Once in class I noticed that apart from me, there were only two other students who were new. I got a little worried, as I did not have any friends here but the others seemed to be laughing and sharing stories about their holidays and the past year. While I settled in my seat and started looking for a place to keep my books, a student sitting next to me tapped me on my shoulder and introduced himself along with his friends and said, “We keep our books in lockers, you can pick yours too. We will help you arrange them.”

With a look of relief I stood up and went along with them. As we arranged my books, they told me everything about the school, teachers and themselves. As we shared nick names and I swapped stories of my old school with them, I did not even realise when I had finished arranging my locker and was back at my seat.
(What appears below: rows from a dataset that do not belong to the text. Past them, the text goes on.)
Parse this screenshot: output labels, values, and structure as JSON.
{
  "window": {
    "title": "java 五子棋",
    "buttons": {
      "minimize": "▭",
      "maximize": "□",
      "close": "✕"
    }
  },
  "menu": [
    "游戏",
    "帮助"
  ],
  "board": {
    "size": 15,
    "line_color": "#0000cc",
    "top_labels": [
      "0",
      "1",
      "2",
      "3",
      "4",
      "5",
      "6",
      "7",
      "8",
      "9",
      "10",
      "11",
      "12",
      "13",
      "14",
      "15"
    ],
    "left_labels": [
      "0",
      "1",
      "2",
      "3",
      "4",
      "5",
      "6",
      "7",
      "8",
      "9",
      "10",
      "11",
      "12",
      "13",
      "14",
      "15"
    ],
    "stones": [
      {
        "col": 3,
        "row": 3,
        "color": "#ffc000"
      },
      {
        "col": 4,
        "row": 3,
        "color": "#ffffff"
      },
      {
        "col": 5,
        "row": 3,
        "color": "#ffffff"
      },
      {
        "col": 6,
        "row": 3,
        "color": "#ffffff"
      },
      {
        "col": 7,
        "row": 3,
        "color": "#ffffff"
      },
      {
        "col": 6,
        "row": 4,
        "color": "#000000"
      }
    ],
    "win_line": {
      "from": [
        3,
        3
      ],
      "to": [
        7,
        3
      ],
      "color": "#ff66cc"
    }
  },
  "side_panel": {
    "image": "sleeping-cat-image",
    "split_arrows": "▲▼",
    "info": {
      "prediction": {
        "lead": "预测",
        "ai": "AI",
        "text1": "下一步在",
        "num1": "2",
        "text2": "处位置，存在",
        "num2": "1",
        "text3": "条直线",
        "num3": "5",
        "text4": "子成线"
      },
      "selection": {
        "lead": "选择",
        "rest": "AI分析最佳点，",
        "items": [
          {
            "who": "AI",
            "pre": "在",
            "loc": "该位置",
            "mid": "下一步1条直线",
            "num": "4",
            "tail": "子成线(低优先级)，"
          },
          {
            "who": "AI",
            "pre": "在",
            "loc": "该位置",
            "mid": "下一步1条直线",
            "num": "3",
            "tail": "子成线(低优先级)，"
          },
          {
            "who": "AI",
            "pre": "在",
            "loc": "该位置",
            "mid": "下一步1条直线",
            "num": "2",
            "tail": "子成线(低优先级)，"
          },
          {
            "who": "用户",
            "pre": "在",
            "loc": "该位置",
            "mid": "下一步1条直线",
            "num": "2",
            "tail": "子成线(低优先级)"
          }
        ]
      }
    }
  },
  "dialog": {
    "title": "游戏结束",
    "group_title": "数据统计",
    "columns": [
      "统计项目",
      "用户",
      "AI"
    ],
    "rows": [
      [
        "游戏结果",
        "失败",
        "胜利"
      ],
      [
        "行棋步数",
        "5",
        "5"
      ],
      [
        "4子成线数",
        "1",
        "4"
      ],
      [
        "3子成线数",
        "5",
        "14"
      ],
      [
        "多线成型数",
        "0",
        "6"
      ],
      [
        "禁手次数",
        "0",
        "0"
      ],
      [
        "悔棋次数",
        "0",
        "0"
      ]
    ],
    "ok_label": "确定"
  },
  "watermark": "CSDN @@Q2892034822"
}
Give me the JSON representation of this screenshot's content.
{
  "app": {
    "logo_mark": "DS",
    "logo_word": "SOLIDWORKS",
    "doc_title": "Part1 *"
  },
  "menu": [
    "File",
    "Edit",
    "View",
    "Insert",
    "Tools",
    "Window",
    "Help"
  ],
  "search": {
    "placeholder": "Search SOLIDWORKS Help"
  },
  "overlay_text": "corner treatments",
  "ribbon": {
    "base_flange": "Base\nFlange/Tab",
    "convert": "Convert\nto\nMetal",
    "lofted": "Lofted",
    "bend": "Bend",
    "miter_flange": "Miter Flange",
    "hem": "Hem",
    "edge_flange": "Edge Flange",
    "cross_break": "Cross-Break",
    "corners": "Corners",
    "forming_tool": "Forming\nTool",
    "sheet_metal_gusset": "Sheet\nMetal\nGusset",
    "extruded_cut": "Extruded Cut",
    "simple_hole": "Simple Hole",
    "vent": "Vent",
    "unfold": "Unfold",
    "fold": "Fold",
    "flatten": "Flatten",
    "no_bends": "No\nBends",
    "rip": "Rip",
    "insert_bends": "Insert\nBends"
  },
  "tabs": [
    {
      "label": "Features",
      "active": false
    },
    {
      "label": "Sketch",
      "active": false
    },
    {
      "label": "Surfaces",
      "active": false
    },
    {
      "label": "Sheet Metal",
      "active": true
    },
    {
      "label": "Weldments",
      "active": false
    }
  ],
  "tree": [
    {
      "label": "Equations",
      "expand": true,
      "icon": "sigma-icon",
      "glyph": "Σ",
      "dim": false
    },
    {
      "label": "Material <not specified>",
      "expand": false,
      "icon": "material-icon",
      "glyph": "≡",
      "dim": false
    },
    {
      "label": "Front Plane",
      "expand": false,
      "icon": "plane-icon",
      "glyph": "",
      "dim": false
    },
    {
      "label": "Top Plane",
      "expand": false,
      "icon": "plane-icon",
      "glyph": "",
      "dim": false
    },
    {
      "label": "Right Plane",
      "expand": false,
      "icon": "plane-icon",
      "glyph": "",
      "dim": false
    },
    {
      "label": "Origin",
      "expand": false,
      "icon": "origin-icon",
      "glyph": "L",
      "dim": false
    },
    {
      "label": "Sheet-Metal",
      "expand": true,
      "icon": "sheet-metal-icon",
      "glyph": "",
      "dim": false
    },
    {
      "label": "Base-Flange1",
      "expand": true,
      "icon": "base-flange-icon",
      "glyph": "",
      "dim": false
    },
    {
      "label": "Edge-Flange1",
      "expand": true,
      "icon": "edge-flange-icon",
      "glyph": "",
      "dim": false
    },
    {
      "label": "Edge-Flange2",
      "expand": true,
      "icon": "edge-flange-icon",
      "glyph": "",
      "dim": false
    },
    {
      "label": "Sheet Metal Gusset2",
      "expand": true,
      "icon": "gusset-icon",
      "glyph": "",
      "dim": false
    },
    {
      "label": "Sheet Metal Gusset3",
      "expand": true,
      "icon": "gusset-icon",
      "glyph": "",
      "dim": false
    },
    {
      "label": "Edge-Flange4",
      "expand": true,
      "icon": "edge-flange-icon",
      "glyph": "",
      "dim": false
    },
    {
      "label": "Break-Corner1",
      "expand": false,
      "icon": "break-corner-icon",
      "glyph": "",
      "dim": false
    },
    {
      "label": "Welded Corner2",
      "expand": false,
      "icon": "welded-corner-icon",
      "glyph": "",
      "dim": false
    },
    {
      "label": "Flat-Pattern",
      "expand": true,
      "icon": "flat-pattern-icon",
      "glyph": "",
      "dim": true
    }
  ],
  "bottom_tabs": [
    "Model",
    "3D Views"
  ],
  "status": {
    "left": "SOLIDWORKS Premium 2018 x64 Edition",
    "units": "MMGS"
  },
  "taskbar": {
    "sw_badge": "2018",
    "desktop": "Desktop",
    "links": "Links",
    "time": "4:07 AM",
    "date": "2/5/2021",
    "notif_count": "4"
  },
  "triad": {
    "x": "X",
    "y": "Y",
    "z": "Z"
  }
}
While standing in class for the morning prayers I realised that I had already started to make friends in the new school.

The day progressed at its normal speed but by the end of the day there was one thing which had become very clear, that although the location of the school was different it was still school. Friends were new but the mischief remained same, teachers though different had the same passion for teaching, love and care for students was constant everywhere. It did not matter where I came from, all that mattered was that I was now a part of their family– a family which every child becomes a part of the day they don their school uniform, creating a special bond between the student and the school, a bond that can only be strengthened by time yet not eroded by distance.